First of all, I should like to praise the work of the President of the Court of Auditors, Mr Fabra Vallés, and the work of the Court as a whole. I believe that, once again, the Court of Auditors has given us a document that deserves and requires our full attention. Unfortunately, I do not believe that this document will be widely read outside our institution, for example by national governments, by people in the Council and in the Ecofin Council, who think that it is quite all right to take power away from the European Parliament, whereas they ought first of all to look at and check their own accounts and take seriously the point raised by the Court of Auditors.
Mr Van Hulten was right when he said that the Court of Auditors has drawn attention to a certain number of things that this House also needs to put in order. It is unfortunate that we sometimes tend to contemplate our own navels too much. We can see straight away those things in Parliament that are not working properly, and it is quite right that we should, and yet, for years, the Court of Auditors has been telling us that 80% of our expenditure, which is controlled by the Member States, contains an improbable number of errors, false allocations and problems which the Court itself has not been able to identify specifically.

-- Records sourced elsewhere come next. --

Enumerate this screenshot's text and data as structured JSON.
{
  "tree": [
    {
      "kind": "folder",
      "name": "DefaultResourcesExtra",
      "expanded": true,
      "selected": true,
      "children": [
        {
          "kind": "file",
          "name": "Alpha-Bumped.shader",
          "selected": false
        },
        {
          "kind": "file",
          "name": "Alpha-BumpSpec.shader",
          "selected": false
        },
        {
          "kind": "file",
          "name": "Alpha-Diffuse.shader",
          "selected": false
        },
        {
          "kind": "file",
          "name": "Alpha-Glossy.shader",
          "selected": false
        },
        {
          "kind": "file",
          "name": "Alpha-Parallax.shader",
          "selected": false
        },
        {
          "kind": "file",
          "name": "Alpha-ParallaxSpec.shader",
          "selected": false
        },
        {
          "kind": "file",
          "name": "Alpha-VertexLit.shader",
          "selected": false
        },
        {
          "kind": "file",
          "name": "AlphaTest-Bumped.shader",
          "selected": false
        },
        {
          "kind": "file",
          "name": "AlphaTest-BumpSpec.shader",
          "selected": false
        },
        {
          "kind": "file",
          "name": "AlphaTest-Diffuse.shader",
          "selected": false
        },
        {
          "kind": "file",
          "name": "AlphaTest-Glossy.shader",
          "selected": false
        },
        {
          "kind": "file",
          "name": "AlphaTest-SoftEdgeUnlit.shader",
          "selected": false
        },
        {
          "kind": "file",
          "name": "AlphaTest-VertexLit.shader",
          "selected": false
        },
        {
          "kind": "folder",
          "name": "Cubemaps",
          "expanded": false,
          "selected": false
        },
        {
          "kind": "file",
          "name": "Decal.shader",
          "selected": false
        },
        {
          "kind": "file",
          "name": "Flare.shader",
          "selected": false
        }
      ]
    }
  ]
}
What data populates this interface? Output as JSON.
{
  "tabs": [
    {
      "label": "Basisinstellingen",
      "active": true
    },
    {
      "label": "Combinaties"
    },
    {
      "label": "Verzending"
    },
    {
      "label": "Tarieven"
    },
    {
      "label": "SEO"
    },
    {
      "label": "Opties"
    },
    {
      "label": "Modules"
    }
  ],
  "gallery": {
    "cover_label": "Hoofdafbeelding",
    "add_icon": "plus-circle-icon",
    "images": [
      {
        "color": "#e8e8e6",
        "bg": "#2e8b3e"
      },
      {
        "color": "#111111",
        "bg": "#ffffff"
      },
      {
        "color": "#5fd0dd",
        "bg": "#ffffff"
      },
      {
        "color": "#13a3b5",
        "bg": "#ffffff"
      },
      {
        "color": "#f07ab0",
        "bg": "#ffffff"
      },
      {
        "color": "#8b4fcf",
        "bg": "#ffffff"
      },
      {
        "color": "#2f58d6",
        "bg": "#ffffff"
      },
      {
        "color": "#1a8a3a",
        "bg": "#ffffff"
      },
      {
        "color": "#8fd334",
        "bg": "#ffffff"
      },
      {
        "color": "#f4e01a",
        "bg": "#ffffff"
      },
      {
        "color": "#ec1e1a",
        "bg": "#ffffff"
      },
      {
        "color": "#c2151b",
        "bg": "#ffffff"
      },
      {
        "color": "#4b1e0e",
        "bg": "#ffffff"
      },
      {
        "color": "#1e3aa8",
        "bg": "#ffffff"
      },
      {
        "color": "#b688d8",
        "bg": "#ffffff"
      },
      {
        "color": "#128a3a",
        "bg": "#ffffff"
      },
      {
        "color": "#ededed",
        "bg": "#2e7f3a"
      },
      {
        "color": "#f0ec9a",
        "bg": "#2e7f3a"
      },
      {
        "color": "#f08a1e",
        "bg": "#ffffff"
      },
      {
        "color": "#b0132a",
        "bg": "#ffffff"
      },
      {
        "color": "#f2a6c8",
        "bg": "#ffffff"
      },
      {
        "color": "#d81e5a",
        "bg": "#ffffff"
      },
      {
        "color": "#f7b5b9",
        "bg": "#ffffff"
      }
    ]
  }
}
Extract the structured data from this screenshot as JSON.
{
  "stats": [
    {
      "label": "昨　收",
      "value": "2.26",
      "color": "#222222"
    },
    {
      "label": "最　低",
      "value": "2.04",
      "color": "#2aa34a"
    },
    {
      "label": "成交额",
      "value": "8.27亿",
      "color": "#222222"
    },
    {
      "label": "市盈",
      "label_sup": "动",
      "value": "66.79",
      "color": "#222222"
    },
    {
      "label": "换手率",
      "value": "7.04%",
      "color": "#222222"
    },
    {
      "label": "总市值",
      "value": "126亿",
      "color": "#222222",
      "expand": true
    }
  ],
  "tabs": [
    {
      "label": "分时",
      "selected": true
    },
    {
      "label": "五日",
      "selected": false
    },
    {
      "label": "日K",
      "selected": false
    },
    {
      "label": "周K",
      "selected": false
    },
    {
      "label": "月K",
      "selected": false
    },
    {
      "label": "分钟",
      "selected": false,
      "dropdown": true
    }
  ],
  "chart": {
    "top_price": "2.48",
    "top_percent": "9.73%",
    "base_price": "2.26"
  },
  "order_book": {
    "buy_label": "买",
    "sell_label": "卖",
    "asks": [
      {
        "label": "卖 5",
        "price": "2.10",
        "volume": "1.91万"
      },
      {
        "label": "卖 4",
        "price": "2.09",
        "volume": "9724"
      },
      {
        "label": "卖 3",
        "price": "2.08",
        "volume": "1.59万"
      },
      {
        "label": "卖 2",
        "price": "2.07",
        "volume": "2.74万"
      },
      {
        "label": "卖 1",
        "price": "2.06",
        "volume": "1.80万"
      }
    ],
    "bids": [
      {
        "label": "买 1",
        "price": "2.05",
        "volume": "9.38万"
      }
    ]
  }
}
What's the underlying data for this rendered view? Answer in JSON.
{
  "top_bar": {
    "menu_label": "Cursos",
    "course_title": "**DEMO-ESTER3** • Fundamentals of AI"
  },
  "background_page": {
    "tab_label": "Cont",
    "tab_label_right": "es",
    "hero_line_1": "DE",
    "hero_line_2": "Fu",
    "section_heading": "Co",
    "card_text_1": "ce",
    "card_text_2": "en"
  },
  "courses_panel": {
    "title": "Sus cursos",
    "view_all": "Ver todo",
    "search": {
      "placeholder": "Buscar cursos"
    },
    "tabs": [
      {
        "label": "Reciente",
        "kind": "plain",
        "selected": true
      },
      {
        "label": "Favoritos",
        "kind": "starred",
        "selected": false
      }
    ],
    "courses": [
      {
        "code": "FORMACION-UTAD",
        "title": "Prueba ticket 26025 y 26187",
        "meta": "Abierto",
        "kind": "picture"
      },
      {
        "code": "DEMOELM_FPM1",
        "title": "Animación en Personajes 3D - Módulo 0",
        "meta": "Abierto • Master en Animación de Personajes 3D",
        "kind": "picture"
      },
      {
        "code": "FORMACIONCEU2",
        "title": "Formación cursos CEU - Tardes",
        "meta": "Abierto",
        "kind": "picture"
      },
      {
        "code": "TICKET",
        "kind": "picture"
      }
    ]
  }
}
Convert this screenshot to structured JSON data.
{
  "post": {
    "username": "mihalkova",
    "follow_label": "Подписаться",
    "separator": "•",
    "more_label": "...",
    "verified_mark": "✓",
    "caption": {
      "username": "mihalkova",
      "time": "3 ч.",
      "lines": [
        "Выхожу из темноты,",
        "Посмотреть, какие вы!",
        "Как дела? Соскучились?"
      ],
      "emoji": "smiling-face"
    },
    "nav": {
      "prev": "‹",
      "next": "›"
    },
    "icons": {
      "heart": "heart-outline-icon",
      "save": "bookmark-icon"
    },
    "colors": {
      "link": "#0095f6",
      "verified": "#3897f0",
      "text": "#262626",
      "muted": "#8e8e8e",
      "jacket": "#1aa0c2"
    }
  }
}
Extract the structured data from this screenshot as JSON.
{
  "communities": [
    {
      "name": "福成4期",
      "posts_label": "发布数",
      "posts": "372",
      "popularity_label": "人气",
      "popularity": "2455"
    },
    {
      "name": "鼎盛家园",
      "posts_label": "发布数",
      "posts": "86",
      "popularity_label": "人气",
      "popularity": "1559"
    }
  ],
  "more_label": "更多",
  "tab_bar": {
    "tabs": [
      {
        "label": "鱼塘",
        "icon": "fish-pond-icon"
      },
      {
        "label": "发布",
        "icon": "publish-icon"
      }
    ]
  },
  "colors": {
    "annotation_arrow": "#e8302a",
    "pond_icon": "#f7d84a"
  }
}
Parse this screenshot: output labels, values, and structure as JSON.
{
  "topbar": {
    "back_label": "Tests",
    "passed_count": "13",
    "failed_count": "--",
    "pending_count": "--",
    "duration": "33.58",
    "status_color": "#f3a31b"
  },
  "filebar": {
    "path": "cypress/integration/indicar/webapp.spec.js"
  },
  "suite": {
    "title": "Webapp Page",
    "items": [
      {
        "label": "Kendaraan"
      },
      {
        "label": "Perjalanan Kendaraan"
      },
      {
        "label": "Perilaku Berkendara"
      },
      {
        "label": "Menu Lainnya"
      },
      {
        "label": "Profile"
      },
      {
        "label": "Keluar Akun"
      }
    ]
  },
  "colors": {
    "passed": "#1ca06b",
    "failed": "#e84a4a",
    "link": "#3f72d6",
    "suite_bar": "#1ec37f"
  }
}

So I ask myself when we are going to clear things up and finally put this system in order. It is our duty to be fastidious, and to pay attention to what the Commission and the other institutions do. As you know, Mrs Schreyer and Mr Fabra Vallés, we in the Committee on Budgetary Control have submitted two hundred questions to the Commission – perhaps even more – based on the Court of Auditors’ report. Unfortunately, though, we did not put any to the Member States, because we are not able to do so. I believe that this is a real problem. We must find a way of coming up with a solution, and of making the Court of Auditors’ report binding not only on the Commission, which will be asked to produce accounts, but also with regard to the accounts of Member States.
The other problem is how to follow up the recommendations that the Court of Auditors has made. For years now, the Court of Auditors has not carried out specific audits or surveys, for example of Eurostat. Yet for years it has been highlighting a certain number of problems that have never been taken seriously. For example, on the issue of export refunds, the Court of Auditors had for years identified a problem which had never been taken seriously, and the result of that was that we ended up with the scandal of which we are only too well aware.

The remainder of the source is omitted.